Environment info
Python version: 3.7.10
PyTorch version (GPU?): '1.7.1+cu110' (True)
Transformer version: '4.5.0.dev0'
Details
I am trying to use the cross-attention from the T5 model for paraphrasing. The idea is to map the input sentence and output generated sequence based on the attention. But the first results I got are very strange.
I generated an example with the following code:
from transformers import T5ForConditionalGeneration, T5Tokenizer
import torch
pretrained_model = "ramsrigouthamg/t5_paraphraser"
model = T5ForConditionalGeneration.from_pretrained(pretrained_model,
output_attentions=True,
output_scores=True)
translated_sentence = "I like drinking Fanta and Cola."
text = "paraphrase: " + translated_sentence + " </s>"
encoding = tokenizer.encode_plus(text,
pad_to_max_length=True,
return_tensors="pt")
input_ids, attention_masks = encoding["input_ids"], encoding["attention_mask"].
Then, I gave a look to the cross attention for each generated token by selecting the last layer of the encoder and the first head.
beam_outputs = model.generate(
input_ids=input_ids,
attention_mask=attention_masks,
do_sample=True,
max_length=256,
top_k=100,
top_p=0.95,
num_return_sequences=1,
output_attentions = True,
output_scores=True,
return_dict_in_generate=True
)
sentence_id = 0
print("Input phrase: ", tokenizer.decode(encoding.input_ids[0],
skip_special_tokens=False,
clean_up_tokenization_spaces=False))
print("Predicted phrase: ", tokenizer.decode(beam_outputs.sequences[sentence_id],
skip_special_tokens=True,
clean_up_tokenization_spaces=True))
for out in range(len(beam_outputs.sequences[sentence_id])-1):
print(
"\nPredicted word: ",
tokenizer.decode(beam_outputs.sequences[sentence_id][out],
skip_special_tokens=True,
clean_up_tokenization_spaces=True))
att = torch.stack(beam_outputs.cross_attentions[out])

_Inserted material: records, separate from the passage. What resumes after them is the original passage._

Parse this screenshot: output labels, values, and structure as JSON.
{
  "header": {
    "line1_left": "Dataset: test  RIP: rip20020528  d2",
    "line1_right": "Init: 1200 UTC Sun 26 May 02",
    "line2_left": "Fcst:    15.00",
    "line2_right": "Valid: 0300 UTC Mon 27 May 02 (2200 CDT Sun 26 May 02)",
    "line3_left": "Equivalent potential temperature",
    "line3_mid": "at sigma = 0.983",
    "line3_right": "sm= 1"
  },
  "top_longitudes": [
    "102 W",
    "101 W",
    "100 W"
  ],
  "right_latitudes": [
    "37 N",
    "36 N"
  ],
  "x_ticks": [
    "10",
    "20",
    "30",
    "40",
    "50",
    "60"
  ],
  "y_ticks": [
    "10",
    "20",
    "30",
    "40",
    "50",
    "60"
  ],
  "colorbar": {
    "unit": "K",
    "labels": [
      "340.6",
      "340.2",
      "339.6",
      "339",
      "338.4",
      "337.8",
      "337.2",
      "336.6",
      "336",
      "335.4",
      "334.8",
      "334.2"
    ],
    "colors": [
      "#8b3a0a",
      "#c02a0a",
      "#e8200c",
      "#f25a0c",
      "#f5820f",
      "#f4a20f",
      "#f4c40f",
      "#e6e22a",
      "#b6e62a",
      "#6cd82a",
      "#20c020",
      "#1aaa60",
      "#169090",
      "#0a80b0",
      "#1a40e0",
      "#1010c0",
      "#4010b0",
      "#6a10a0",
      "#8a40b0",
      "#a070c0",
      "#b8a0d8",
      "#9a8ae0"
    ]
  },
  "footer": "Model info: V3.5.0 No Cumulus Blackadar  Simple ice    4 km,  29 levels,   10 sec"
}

# Last layer of the encoder
att = att[-1]
# First batch and first head
att = att[0, 0, :, :]
att = torch.squeeze(att)
idx = torch.argsort(att)
idx = idx.cpu().numpy()
print("Input words ordered by attention: ")
for i in range(min(5, len(idx))):
token_smallest_attention =tokenizer.decode(encoding.input_ids[0][idx[i]],
skip_special_tokens=True,
clean_up_tokenization_spaces=True)
token_largest_attention =tokenizer.decode(encoding.input_ids[0][idx[-(1+i)]],
skip_special_tokens=True,
clean_up_tokenization_spaces=True)
print(f"{i+1}: Largest attention: {token_largest_attention} | smallest attention:{token_smallest_attention}")
The attention scores are sorted and each generated token is associated with the input with the highest attention (5 values) and with the lowest attentions (also 5 values).
Input phrase: paraphrase: I like drinking Fanta and Cola.</s>
Predicted phrase: I like to drink Fanta and Cola.
Predicted word: <pad>
Input words ordered by attention:
1: Largest attention: I | smallest attention:Col
2: Largest attention: like | smallest attention:a
3: Largest attention: : | smallest attention:t
4: Largest attention: para | smallest attention:a
5: Largest attention: . | smallest attention:Fan
Predicted word: I
Input words ordered by attention:
1: Largest attention: phrase | smallest attention:t
2: Largest attention: </s> | smallest attention:a
3: Largest attention: para | smallest attention:a
4: Largest attention: : | smallest attention:Col
5: Largest attention: like | smallest attention:and
Predicted word: like
Input words ordered by attention:
1: Largest attention: Fan | smallest attention:I
2: Largest attention: Col | smallest attention:.
3: Largest attention: phrase | smallest attention:like
4: Largest attention: a | smallest attention:para
5: Largest attention: </s> | smallest attention:a
Expecting results
I was expecting an almost one-to-one mapping as the paraphrase is very close to the input but it is not the case. The model gives good paraphrases. Do you think that I made some errors in the interpretation of the cross-attention object?
Thank you for your help!
Hopefully, it is something simple that I am missing.